Несмотря на поздний час, город не спал. От соседней калитки, накрытой просторной тенью, доносилась тихая, токующая беседа. Вдали, в той стороне, куда упорно уставился Евгений Иванович, пела молодежь. Пели бесхитростно и счастливо, пели, словно дышали. И слова песни, просты, бездумны, в другое бы время казались затертыми, опостылевшими:
Расцвела сирень-черемуха в саду
На мое несчастье, на мою беду…
Мы стояли бок о бок и молчали. Два человека, живущих в одном мире, делающих одно дело, встречающихся ежедневно с одними и теми же людьми. Светит луна, а я на нее гляжу одними глазами, он – другими; поют про «сирень-черемуху» – я слушаю так, он – иначе… И на счастье мы смотрим по-разному. «Все мы сироты в этом мире…» Отшельник среди людей, он ищет счастья внутри себя. А если и бывает счастье, упрятанное от других, то оно наверняка минутное, проходящее, неустойчивое, а значит, и ненастоящее. «Все мы сироты в этом мире…» Что за страшный был бы мир, если бы его населяли такие вот нелюдимые отшельники!
Стоим и молчим…
– Анатолий Матвеевич, – заговорил он стеснительно прерывающимся голосом, – я более десяти лет работал вместе с вами… и, кажется, работал безупречно… Анатолий Матвеевич, мне осталось всего два года до пенсии…
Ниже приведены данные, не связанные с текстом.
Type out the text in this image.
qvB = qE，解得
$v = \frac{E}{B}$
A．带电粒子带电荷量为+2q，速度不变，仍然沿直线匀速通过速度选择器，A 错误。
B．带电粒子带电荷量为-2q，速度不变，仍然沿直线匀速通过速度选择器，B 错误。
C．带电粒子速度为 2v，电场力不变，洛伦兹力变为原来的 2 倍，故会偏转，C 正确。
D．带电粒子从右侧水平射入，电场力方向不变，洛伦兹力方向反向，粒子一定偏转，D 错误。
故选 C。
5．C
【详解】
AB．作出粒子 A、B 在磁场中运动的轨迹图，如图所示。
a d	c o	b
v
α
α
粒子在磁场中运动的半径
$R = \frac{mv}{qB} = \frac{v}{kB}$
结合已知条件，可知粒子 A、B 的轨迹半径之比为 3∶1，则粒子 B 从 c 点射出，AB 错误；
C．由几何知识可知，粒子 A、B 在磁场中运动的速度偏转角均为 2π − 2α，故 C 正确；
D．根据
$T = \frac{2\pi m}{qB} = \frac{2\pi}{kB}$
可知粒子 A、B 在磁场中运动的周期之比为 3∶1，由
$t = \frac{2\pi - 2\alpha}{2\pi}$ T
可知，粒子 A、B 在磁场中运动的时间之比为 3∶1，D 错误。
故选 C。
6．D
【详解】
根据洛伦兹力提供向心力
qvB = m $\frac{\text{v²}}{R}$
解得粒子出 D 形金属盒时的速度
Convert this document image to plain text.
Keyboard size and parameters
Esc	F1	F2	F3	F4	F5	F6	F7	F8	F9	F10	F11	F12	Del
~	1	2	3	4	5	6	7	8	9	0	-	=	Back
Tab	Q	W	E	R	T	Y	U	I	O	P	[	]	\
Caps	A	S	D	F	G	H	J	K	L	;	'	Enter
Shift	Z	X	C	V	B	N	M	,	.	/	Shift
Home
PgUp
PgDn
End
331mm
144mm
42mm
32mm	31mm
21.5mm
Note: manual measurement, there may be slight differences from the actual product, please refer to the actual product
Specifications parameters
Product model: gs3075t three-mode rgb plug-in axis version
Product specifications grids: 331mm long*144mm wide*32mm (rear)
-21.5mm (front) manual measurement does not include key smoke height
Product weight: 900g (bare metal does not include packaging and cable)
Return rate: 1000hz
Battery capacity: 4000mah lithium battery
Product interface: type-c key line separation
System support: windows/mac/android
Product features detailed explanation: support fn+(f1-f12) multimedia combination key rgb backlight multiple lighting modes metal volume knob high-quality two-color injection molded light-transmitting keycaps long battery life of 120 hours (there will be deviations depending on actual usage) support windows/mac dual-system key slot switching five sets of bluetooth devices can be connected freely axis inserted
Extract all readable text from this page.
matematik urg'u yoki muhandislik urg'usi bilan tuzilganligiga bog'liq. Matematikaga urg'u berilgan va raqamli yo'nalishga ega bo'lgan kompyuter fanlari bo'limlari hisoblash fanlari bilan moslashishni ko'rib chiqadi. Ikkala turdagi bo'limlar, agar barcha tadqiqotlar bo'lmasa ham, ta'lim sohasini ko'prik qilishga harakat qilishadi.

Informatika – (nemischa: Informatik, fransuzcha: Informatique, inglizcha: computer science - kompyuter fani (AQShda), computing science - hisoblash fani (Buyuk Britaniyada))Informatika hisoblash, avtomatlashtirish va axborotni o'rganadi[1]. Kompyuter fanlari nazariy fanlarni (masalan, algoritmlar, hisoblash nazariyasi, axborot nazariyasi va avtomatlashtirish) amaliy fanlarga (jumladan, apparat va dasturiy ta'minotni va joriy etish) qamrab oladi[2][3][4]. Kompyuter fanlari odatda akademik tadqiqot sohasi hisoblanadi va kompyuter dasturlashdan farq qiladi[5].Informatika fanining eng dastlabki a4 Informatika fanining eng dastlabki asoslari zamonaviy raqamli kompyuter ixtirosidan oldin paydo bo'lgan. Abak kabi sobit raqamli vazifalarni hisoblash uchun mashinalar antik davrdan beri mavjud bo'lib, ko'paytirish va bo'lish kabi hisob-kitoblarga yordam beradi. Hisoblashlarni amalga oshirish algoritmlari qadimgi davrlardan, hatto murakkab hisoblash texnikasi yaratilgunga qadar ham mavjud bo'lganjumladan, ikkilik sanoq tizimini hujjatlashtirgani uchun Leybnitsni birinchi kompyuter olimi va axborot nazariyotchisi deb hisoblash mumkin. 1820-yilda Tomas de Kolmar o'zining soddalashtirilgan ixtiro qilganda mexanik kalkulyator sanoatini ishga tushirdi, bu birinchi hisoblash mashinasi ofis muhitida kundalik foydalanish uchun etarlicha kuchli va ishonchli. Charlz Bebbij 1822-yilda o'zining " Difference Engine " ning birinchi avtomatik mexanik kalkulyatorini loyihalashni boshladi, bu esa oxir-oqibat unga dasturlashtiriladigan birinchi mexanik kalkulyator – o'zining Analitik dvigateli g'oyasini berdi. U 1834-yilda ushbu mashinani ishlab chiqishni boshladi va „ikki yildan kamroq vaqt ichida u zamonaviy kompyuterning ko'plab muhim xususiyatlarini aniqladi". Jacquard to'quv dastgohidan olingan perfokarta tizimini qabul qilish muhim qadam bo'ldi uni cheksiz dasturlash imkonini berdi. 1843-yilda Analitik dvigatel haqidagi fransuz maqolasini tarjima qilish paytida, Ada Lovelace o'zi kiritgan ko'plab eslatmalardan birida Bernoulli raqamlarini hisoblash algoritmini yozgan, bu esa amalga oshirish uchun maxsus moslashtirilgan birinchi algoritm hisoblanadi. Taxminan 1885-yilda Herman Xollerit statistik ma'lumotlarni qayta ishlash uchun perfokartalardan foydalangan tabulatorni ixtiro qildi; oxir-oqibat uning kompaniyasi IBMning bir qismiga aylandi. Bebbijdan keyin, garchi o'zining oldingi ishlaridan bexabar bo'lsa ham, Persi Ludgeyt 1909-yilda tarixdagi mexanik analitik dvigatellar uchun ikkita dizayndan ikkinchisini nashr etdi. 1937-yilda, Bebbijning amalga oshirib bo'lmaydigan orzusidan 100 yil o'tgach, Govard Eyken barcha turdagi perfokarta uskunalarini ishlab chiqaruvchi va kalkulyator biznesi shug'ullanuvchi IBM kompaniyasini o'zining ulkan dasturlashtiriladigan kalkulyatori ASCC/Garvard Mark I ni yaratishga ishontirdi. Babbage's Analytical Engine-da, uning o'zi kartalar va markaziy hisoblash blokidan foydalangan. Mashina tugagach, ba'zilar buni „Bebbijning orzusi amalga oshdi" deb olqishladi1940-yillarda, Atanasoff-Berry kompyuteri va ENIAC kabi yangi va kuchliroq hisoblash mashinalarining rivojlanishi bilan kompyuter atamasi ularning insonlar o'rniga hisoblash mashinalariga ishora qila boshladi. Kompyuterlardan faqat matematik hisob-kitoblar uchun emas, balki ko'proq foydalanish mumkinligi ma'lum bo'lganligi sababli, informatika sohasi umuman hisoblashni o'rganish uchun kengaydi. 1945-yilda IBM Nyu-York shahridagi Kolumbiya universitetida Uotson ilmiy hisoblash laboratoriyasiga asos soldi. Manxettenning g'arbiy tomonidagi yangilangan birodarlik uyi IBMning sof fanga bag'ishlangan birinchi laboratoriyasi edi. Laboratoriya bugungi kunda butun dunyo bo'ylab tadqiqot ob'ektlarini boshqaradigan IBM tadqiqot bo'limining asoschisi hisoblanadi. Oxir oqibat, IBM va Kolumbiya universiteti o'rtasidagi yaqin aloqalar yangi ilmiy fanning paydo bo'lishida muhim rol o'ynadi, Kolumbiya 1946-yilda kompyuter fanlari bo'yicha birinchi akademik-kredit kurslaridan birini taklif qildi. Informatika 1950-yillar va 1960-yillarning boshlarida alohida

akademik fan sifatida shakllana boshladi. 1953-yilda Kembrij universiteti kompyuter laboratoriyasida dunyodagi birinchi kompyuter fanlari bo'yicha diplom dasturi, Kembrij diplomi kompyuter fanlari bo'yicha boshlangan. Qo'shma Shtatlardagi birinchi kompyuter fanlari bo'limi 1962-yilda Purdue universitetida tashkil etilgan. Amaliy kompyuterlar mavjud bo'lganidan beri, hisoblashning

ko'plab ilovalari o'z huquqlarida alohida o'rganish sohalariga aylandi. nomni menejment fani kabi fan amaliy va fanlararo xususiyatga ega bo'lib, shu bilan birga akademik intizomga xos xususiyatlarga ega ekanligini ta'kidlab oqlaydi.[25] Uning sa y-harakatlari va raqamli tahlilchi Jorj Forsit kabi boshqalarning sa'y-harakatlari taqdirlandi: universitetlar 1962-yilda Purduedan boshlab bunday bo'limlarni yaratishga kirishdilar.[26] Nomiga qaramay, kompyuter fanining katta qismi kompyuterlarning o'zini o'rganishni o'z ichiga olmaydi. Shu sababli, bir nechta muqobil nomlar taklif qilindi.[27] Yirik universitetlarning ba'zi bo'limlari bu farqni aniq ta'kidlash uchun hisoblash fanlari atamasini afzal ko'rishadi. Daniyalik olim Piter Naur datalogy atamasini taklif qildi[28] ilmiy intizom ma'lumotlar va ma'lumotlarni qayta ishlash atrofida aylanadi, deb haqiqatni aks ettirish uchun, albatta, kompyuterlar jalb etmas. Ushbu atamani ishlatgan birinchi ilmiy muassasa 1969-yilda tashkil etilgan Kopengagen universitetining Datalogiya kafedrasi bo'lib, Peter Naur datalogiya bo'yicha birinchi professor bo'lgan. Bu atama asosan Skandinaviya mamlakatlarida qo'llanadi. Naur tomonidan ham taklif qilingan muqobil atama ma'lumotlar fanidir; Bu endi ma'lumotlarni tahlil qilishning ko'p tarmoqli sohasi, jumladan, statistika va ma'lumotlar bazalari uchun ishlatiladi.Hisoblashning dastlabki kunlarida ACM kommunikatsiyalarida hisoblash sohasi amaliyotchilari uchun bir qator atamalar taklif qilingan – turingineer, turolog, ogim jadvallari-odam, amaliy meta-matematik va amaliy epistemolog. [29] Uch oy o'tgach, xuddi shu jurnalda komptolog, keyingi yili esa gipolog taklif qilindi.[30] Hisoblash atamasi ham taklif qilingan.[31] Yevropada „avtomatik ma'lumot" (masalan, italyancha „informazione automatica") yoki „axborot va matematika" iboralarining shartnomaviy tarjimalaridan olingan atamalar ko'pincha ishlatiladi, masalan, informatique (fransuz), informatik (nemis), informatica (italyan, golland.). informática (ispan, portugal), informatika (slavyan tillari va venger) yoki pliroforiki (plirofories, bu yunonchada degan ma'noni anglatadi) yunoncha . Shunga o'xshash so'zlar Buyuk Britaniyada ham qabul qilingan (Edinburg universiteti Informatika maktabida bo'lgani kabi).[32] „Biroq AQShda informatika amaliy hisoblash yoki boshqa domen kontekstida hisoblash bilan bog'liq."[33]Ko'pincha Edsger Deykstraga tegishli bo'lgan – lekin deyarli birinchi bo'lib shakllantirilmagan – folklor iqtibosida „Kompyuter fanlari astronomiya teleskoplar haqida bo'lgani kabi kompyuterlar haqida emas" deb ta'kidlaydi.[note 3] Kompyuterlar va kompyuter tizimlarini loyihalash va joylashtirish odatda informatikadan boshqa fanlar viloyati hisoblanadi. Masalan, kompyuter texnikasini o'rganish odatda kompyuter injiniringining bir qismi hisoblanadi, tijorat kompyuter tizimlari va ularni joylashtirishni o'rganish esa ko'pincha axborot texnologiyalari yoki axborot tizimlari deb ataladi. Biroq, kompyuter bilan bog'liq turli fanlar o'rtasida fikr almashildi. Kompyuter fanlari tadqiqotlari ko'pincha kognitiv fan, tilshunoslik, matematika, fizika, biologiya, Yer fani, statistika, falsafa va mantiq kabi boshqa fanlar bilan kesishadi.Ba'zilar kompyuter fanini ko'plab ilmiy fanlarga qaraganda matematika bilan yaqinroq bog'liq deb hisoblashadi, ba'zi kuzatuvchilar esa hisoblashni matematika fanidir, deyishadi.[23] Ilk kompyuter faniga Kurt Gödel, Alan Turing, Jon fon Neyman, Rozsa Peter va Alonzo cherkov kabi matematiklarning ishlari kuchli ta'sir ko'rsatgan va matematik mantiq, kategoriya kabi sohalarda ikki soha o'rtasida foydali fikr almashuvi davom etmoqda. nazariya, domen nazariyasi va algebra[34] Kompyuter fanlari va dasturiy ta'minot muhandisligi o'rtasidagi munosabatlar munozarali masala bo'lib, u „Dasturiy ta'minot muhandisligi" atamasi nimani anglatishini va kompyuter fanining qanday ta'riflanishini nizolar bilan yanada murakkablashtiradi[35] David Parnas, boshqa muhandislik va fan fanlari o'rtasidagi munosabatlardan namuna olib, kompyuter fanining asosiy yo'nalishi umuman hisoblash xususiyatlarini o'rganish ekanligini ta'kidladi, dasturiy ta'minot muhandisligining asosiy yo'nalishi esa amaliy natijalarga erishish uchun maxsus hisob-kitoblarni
«Два года до пенсии…» – эти слова сказали мне больше клятв и заверений. Еще два года до покойной жизни, он дорожит этим. Не оставалось сомнений – он не осмеливался заикаться в стенах школы о боге и не осмелится, если сохранить в нем надежду на пенсию. Два года… Нельзя же не принимать это в расчет. Что с ним делать?
– Но вам сейчас будет трудно работать, – возразил я. – До сегодняшнего дня учителя и ученики принимали вас… не могу подыскать другого слова – за единомышленника, скажем. Теперь же обострятся отношения… Подумайте.
Евгений Иванович по-прежнему смотрел в конец улицы, в дальнюю песню.
– Я думал об этом… – заговорил он с усилием. – Два года до пенсии… Чуть не полжизни ждал, ну еще два года потерплю как-нибудь. Что скрывать, мне ведь и до этого нелегко было: таись, оглядывайся, сторонись, ежели люди к тебе тянутся… Нелегко… А теперь, может, проще станет. Буду учить, как учил. Принимайте от меня логарифмы, доказательства теорем, понятия о квадратных корнях, берите все, что могу дать полезного, а от остального увольте… Остальное – мое. Два года, Анатолий Матвеевич.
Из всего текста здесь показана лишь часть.